Abstract
Deploying a solution for handling critical decision-based problem efficiently requires the processing of high-dimensional data. Over the years, due to modern technological advancement, unprecedented volume of uncertain data is been captured and this has necessitated the need to organize such data for better data access performance. To this effect, the use of indexing technique for supporting, organizing, and storing of uncertain data with high dimensionality has become pertinent. However, the choice of an indexing technique to improve search performance is highly influenced by the properties of the underlying data set, data construction methods employed by the indexing structure, and the query types it supports. This paper is motivated to conduct an extensive performance analysis among existing indexing techniques, namely: R-tree, R*-tree and X-tree, in order to realize the most efficient indexing structure for organizing, storing and ultimately improving search performance over uncertain data with high dimensionality. The results of the analyses with regard to CPU processing time and number of nodes visited clearly show the superiority of X-tree over R-tree and R*-tree, as its superiority holds for different data set sizes, data distributions, number of dimensions and even with varying selectivity ratio.
Highlights
Modern technological advancements seen in computing sphere today, have been responsible for generating or capturing high-dimensional data sets with huge number of objects
The quest for processing high-dimensional data has resulted in a number of innovative indexing techniques which are found useful in many applications, like Geographical Information Systems (GIS), robotics, environmental protection, metric spaces, medical imaging, and geosciences, as they are geometrically suited for both point and spatial data [2], [3], [5]–[7], [9], [11], [12], [14], [16], [18], [24], [28], [30], [41], [43], [46]
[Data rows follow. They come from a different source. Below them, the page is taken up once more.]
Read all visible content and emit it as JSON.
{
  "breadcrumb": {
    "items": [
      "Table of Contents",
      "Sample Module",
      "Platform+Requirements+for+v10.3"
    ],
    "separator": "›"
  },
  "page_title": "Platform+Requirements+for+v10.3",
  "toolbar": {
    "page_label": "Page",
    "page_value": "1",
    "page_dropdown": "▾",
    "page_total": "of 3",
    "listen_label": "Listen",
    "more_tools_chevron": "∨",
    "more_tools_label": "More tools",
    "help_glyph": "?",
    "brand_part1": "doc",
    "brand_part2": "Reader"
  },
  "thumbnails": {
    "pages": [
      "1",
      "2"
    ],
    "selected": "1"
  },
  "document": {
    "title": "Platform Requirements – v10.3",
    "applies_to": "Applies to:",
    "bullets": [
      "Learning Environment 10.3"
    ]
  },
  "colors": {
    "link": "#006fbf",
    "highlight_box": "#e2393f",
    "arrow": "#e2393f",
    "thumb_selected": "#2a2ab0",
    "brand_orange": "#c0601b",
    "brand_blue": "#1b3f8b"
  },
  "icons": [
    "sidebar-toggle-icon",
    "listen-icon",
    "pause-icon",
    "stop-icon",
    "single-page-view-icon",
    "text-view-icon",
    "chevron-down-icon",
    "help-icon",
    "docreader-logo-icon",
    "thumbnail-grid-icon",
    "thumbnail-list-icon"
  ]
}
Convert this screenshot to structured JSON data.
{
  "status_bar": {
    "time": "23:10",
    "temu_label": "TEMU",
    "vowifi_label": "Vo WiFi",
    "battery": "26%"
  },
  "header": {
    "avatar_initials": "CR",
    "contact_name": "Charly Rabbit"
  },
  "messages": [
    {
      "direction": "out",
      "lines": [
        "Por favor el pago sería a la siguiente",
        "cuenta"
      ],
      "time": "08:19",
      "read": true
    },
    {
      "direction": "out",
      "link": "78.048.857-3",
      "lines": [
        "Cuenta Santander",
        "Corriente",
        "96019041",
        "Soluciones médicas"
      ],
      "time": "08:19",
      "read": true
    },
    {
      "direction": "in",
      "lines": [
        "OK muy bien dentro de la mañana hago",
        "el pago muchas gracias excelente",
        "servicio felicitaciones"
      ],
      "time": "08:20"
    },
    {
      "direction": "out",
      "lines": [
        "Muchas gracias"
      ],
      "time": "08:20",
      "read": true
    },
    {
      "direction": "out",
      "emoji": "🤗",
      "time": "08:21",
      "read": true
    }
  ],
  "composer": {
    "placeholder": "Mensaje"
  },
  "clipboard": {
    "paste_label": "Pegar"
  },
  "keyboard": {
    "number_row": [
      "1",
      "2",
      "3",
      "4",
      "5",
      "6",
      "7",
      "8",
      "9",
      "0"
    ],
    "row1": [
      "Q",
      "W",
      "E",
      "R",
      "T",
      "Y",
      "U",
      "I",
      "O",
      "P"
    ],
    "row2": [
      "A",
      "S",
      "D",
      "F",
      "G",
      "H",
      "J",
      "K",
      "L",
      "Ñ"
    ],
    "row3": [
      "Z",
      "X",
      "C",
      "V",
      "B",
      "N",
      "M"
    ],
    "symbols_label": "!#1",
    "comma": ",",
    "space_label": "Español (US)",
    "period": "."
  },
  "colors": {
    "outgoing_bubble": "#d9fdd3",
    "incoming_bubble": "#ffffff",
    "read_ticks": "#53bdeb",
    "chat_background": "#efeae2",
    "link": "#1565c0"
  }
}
The number of nodes visited by the R-tree structure remains very high for the synthetic data set while in real data set it remains slightly higher than that of R*-tree and X -tree structures. This is due to the optimization heuristics of minimizing margins which was employed by both X -tree and R*-tree indexing structures
Summary
Modern technological advancements seen in computing sphere today, have been responsible for generating or capturing high-dimensional data sets with huge number of objects. The choice of indexing structures for organizing large data set is accentuated by its ability to generally support both point and spatial data, where the spatial data structures require no transformation to improve data storage via better spatial clustering. This is further justified by the work of [12], where the authors were able to realize the performance of the index-based structures over the sorted-based methods when data objects are clustered together in an MBR for effective pruning.